Aimé-Victor-François Guilbert (15 November 1812 – 16 August 1889) was a French prelate of the Catholic Church who became a bishop in 1867. He was Bishop of Gap from 1867 to 1879, then Bishop of Amiens until 1883, and then Archbishop of Bordeaux until his death. He was raised to the rank of cardinal in 1889.

Biography
Aimé-Victor-François Guilbert was born in Cerisy-la-Forêt on 15 November 1812. He was ordained a priest of the Diocese of Coutances on 17 December 1836. He taught at the minor seminaries in Coutances and Mandeville, then led the minor seminaries in Mortain and Valogne, where he became archpriest in 1855.

He was appointed Bishop of Gap on 20 September 1867 and received his episcopal consecration from François-Augustine Delamare, Archbishop of Auch, on 10 November. At the First Vatican Council he opposed the declaration of the doctrine of papal infallibility; he was atypical of the Church hierarchy in being comfortable reconciling the Church to the modern world.

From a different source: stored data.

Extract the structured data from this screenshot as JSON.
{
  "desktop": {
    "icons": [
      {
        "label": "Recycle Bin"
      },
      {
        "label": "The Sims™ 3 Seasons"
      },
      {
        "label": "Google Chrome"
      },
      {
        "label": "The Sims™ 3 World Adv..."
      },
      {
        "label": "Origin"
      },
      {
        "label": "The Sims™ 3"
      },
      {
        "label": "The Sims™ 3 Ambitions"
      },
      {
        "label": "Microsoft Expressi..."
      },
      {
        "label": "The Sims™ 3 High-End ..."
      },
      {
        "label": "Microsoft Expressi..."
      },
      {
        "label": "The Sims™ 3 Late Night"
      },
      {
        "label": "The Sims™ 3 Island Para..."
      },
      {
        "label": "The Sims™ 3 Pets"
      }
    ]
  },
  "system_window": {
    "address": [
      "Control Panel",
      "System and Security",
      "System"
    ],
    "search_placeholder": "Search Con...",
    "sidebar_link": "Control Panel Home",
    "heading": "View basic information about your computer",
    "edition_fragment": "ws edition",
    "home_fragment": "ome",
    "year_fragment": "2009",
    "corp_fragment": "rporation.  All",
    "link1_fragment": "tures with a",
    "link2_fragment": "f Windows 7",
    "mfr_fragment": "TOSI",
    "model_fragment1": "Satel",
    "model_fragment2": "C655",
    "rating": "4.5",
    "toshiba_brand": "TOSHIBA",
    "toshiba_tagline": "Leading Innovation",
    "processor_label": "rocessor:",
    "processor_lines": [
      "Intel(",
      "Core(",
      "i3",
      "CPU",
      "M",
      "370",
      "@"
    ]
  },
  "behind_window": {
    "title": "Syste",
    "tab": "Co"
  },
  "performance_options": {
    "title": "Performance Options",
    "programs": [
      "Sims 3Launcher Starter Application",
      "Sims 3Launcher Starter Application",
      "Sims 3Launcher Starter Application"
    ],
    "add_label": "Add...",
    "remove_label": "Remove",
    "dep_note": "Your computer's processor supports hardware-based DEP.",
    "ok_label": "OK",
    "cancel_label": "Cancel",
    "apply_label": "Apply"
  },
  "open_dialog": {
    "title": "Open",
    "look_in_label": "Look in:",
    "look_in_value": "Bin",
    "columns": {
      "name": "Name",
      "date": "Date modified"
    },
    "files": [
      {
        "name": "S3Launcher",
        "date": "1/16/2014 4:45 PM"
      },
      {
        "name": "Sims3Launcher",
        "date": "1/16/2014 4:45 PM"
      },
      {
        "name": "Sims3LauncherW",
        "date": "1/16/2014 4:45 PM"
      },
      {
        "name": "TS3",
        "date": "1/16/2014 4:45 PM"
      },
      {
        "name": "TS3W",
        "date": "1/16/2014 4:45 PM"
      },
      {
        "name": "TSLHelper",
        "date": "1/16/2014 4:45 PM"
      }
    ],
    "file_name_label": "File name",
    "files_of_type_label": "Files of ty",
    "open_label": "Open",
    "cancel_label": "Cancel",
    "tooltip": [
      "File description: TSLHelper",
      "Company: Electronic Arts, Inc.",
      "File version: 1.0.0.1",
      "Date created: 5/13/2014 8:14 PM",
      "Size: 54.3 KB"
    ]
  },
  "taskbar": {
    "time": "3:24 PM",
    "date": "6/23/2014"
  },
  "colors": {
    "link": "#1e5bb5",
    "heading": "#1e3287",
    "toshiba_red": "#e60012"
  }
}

Pope Leo XIII confirmed his appointment as Bishop of Amiens on 22 September 1879 and then as Archbishop of Bordeaux on 9 August 1883. There he continued his attempts to reconcile the Church to the French Republic and opposed Catholic monarchists, publishing his arguments in 1886 as La démocratie et son avenir social et religieux.

Pope Leo created him a cardinal priest on 24 May 1889.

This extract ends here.